Irving, handcuffed and wearing a navy blue suit, arrived in court carrying a copy of one of his most controversial books - “Hitler's War,” which challenges the extent of the Holocaust.

“I made a mistake when I said there were no gas chambers at Auschwitz,” Irving told the court before his sentencing, at which he faced up to 10 years in prison.

He also expressed sorrow “for all the innocent people who died during the Second World War.”

But he insisted he never wrote a book about the Holocaust, which he called “just a fragment of my area of interest.”

“In no way did I deny the killings of millions of people by the Nazis,” testified Irving, who has written nearly 30 books.

Irving's lawyer immediately announced he would appeal the sentence.

“I consider the verdict a little too stringent. I would say it's a bit of a message trial,” Elmar Kresbach said.

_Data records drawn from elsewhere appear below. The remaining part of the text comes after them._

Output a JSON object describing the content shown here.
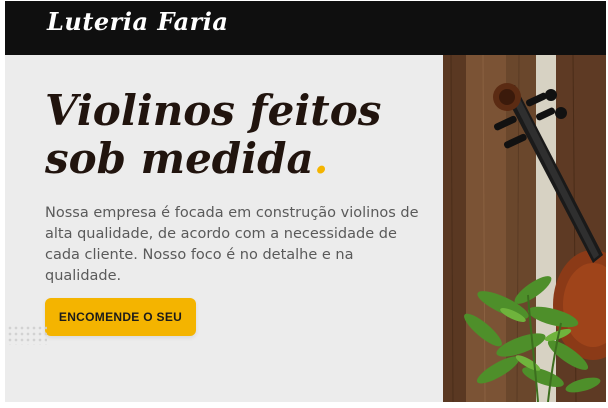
{
  "header": {
    "logo": "Luteria Faria"
  },
  "hero": {
    "title_main": "Violinos feitos sob medida",
    "title_punct": ".",
    "description": "Nossa empresa é focada em construção violinos de alta qualidade, de acordo com a necessidade de cada cliente. Nosso foco é no detalhe e na qualidade.",
    "cta_label": "ENCOMENDE O SEU"
  },
  "image": {
    "semantic": "violin-with-plant-photo"
  },
  "colors": {
    "accent": "#f4b400",
    "header_bg": "#0f0f0f",
    "title": "#21140e",
    "text": "#5a5a5a",
    "page_bg": "#ececec"
  }
}
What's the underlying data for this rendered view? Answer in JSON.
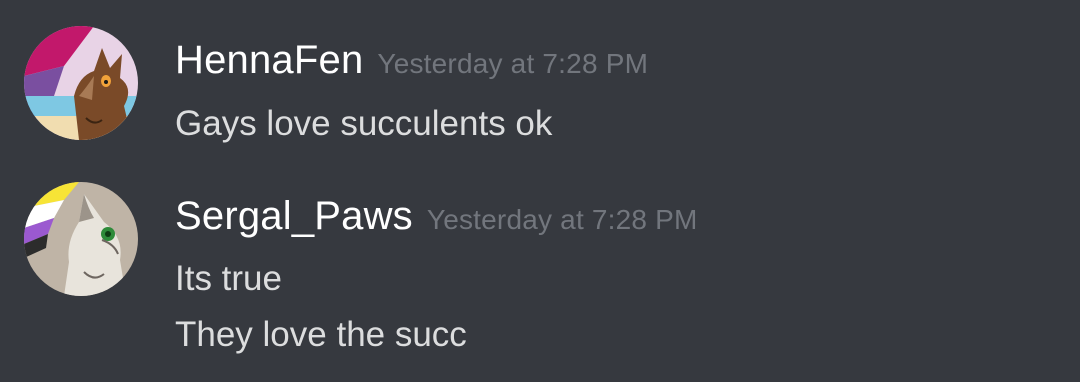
{
  "colors": {
    "background": "#36393f",
    "username": "#ffffff",
    "timestamp": "#72767d",
    "message_text": "#dcddde"
  },
  "messages": [
    {
      "username": "HennaFen",
      "timestamp": "Yesterday at 7:28 PM",
      "avatar": "fox-avatar-bi-flag",
      "lines": [
        "Gays love succulents ok"
      ]
    },
    {
      "username": "Sergal_Paws",
      "timestamp": "Yesterday at 7:28 PM",
      "avatar": "sergal-avatar-nonbinary-flag",
      "lines": [
        "Its true",
        "They love the succ"
      ]
    }
  ]
}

Irving appeared shocked as the sentence was read. Moments later, an elderly man who identified himself as a family friend called out, “Stay strong, David! Stay strong!” before he was escorted from the courtroom.

Irving, 67, has been in custody since his November arrest on charges stemming from two speeches he gave in Austria in 1989 in which he was accused of denying the Nazis' extermination of 6 million Jews. He has contended that most of those who died at concentration camps such as Auschwitz succumbed to diseases such as typhus rather than execution.

The court convicted Irving after his guilty plea under the 1992 law, which applies to “whoever denies, grossly plays down, approves or tries to excuse the National Socialist genocide or other National Socialist crimes against humanity in a print publication, in broadcast or other media.”

Austria was Hitler's birthplace and once was run by the Nazis.

Irving's trial came amid new - and fierce - debate over freedom of expression in Europe, where the printing and reprinting of unflattering caricatures of the Prophet Muhammad has triggered deadly protests worldwide.